The Aussie (as he is lovingly nicknamed) is a very active dog that needs a great deal of exercise on a daily basis to prevent him from become bored or frustrated and developing destructive habits. Because of their high energy level, combined with high intelligence, Aussies need to be given a "job" to perform, be it shepherding the children, protecting the house, herding livestock or competing in dog events.
One of the most frequent reasons Aussies are turned over to rescue groups is because their owners didn't realize how much energy the breed has, and weren't willing to channel that energy through training. Aussies are also quite demanding of their owners' time and attention and want to be constantly with them, following them from room to room in the house, and going along in the car or truck on errands.
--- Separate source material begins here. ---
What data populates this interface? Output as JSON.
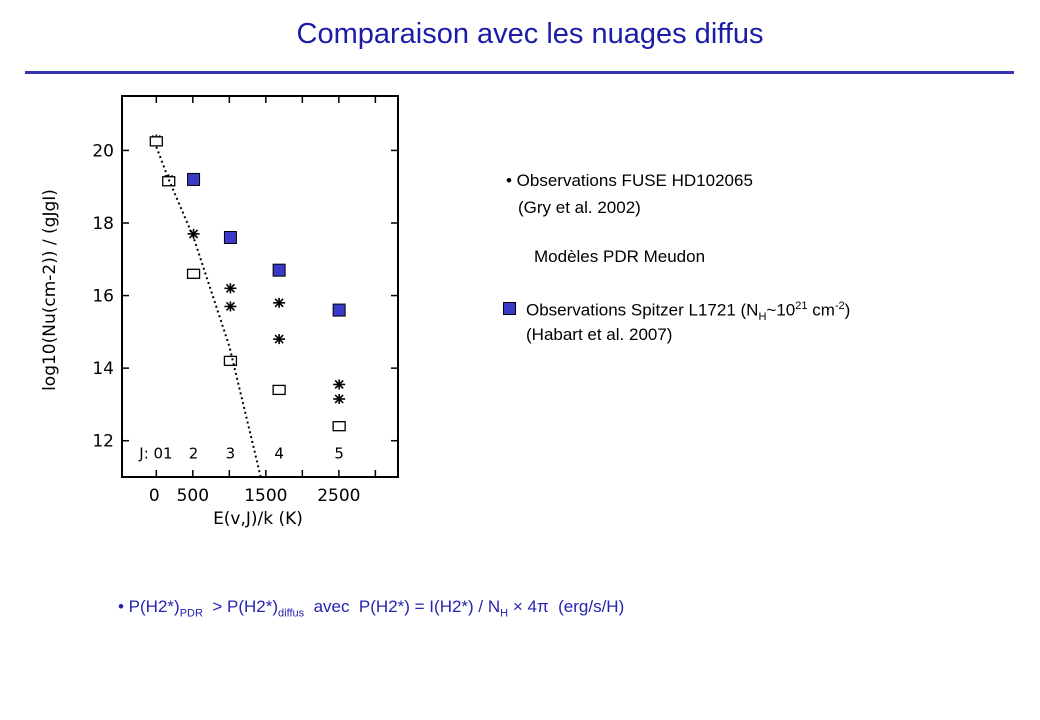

They can be highly territorial and protective of their masters' possessions, which can cause serious difficulties unless controlled with proper training.
The Australian Shepherd comes in four acceptable colors: black, blue merle (a marbling of gray and black), red (ranging from light cinnamon to liver), and red merle (marbling of red and silver or buff). A variety of white and tan markings may appear on the face, chest, front and rear legs. The outer coat is of moderate length, with a texture that is straight to wavy and weather resistant. The undercoat is soft and dense, and the amount varies with climate. Tails are naturally bobbed or docked. Ears are moderately sized, and break forward and over, or the side as rose ears. Males weigh approximately 50 to 65 pounds, measuring from 20 to 23 inches, and females weigh about 40 to 55 pounds, measuring from 18 to 21 inches.
The eyes of the Australian Shepherd are perhaps one of his most commented on features because of the variety of colors. They may be any color or combination of colors from glassy blue, amber, hazel, to all shades of brown.
While there are many theories as to the origin of the Australian Shepherd, the breed as we know it today developed exclusively in the United States. The Australian Shepherd was given its name because of their association with the Basque sheepherders who came to the United States from Australia in the 1800's. The Aussie rose rapidly in popularity with the boom of western riding after World War II, becoming known to the general public via rodeos, horse shows, movies and television. Their inherent versatility and trainability made them useful on American farms and ranches. The American stockmen continued the development of the breed, maintaining the versatility, keen intelligence, strong herding instinct and eye-catching appearance.
Australian Shepherds have been registered by various registries since the early 1950's. In 1990, the United States Australian Shepherd Association was established as the parent club of the Australian Shepherd representing the breed to the American Kennel Club. On September 1, 1991, the AKC recognized the Australian Shepherd breed and on January 1, 1993, accepted them into the Herding Group.